Nel giorno in cui la Corte Costituzionale ha riconosciuto il diritto alla genitorialità della madre intenzionale nelle coppie omogenitoriali, l’Italia si è trovata davanti a una svolta di civiltà che il governo Meloni ha tentato fino all’ultimo di impedire. Una sentenza storica, che cancella l’umiliazione imposta alle famiglie arcobaleno e infligge una sonora sconfitta all’offensiva ideologica della destra. È una vittoria dei diritti e una lezione di democrazia per un esecutivo che sul tema ha fatto del proprio programma politico una crociata sotto la bandiera della famiglia tradizionale.
La Consulta mette fine alla propaganda
La Corte ha dichiarato incostituzionale il divieto per la madre intenzionale di riconoscere il figlio nato in Italia da procreazione assistita praticata all’estero. “È incostituzionale” – si legge nella sentenza n. 68 – “negare al figlio la tutela dei legami affettivi”. È un colpo netto alla circolare Piantedosi del giugno 2023, che aveva imposto la cancellazione dei nomi delle madri intenzionali dagli atti di nascita.
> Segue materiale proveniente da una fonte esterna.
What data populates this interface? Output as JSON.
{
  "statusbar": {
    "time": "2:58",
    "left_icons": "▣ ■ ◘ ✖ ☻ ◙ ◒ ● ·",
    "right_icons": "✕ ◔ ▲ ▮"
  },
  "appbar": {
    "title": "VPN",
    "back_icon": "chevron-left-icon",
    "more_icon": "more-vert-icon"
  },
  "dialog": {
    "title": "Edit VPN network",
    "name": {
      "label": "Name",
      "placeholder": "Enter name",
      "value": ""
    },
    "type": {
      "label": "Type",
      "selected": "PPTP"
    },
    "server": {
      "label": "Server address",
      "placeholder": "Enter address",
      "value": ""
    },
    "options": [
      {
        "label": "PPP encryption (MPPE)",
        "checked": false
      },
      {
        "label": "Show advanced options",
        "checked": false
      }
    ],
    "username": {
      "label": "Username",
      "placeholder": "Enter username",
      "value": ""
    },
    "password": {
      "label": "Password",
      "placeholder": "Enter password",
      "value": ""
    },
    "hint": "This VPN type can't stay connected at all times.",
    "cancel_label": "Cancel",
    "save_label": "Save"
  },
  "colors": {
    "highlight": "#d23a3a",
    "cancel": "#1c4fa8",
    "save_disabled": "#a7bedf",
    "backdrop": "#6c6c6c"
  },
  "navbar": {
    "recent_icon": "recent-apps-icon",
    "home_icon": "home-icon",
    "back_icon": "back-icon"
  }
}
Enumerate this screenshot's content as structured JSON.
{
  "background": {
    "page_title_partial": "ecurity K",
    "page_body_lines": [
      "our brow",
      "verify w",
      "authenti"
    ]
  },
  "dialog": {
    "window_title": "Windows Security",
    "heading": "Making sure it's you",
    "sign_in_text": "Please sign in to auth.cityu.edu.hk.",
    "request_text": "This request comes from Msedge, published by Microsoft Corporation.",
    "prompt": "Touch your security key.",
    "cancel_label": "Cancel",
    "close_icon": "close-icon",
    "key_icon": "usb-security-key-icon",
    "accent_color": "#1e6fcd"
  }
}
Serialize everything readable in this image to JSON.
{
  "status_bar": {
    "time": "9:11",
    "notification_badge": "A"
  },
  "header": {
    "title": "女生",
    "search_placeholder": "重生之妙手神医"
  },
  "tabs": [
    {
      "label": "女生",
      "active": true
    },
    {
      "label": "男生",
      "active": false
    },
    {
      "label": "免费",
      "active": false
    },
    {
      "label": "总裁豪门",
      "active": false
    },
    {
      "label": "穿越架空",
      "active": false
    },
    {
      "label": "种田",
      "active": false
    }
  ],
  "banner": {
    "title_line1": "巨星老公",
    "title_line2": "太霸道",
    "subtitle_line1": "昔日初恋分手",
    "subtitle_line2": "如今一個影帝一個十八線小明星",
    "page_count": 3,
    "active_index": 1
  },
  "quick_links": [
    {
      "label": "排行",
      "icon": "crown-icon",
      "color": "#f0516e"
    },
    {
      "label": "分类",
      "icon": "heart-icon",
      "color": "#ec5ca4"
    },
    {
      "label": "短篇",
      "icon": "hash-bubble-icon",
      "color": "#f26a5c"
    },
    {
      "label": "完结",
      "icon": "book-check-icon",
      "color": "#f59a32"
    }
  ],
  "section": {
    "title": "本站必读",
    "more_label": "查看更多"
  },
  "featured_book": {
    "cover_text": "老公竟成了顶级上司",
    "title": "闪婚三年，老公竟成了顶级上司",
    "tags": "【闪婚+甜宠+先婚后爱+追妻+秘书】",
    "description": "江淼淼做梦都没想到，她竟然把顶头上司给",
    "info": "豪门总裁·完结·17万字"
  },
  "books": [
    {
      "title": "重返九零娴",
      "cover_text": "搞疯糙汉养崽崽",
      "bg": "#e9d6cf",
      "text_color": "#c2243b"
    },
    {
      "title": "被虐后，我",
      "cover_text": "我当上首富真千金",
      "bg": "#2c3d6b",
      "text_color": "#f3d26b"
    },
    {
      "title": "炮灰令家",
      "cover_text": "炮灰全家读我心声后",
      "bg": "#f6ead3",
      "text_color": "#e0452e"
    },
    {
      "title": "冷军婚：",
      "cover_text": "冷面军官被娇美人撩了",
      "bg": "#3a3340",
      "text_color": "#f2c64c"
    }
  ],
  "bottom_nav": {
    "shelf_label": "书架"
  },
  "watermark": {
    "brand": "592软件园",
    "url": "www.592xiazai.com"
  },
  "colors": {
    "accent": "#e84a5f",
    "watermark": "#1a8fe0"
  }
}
La Corte ha ristabilito ciò che dovrebbe essere ovvio: che un figlio ha diritto a essere riconosciuto da entrambi i genitori che lo crescono, indipendentemente dal loro genere.
“È una vittoria bellissima, storica” ha detto Glenda Giovannardi, una delle due mamme di Lucca al centro del ricorso: “Per la prima volta nostro figlio è tutelato a tutti gli effetti”. Una sentenza che salva la dignità delle famiglie e che restituisce loro l’uguaglianza negata.
Il governo oscurantista che attacca le istituzioni
Di fronte a questa svolta, il governo ha reagito come ci si aspetta da chi ha in odio i diritti: attaccando la Consulta. La deputata FdI Augusta Montaruli ha parlato di “lesione del diritto dei minori ad avere un padre”, mentre l’europarlamentare Inselvini ha definito “sconcertante” la sentenza, accusando la Corte di “creare per via giudiziaria nuove figure genitoriali”.
“Fratelli d’Italia ha perso ogni senso del limite e ogni rispetto istituzionale” ha replicato la capogruppo Pd Chiara Braga, che ha definito “gravissimo” l’attacco alla Corte. La senatrice Ilaria Cucchi (AVS) ha parlato di “una sconfitta per la destra oscurantista”. E la deputata M5S Vittoria Baldino ha denunciato “l’accanimento incostituzionale del governo contro i bambini”. L’accusa è unanime: Meloni ha tentato di cancellare l’esistenza di queste famiglie per difendere un’ideologia minoritaria e retrograda.
Il Parlamento ora non ha più alibi
C’è però un altro fronte aperto: quello delle donne single escluse dall’accesso alla PMA. La Corte ha definito “non irragionevole” il divieto, ma ha anche chiarito che non esistono impedimenti costituzionali a una riforma della legge. “È un’occasione mancata” ha commentato l’Associazione Luca Coscioni, che con la petizione “Pma per tutte” chiede al Parlamento di agire subito.
Evita, la 40enne torinese che ha promosso uno dei ricorsi, è stata chiara: “È tempo che le istituzioni ascoltino anche la realtà delle donne che scelgono consapevolmente di diventare madri fuori dal perimetro della famiglia tradizionale”.
Meloni sorda alla realtà
Il governo tace o minimizza. La ministra Eugenia Roccella, trincerata dietro una retorica da catechismo, ha ribadito che “cancellare il padre non è progresso” e che “nessuna tecnica potrà mai eliminare la figura paterna”. È la stessa logica che ha animato l’intera offensiva repressiva della destra, culminata nella circolare che oggi la Consulta ha demolito. E che ora si ripropone contro le donne single, colpevoli di non aderire al modello di madre “conforme”.
Il punto è politico. La Corte ha fatto il suo dovere, ma ha rimesso la palla nel campo legislativo. La domanda è: il Parlamento avrà il coraggio di emanciparsi dall’agenda reazionaria del governo? O resterà ostaggio della crociata “per la famiglia naturale” che non ha prodotto altro che discriminazione e insicurezza giuridica?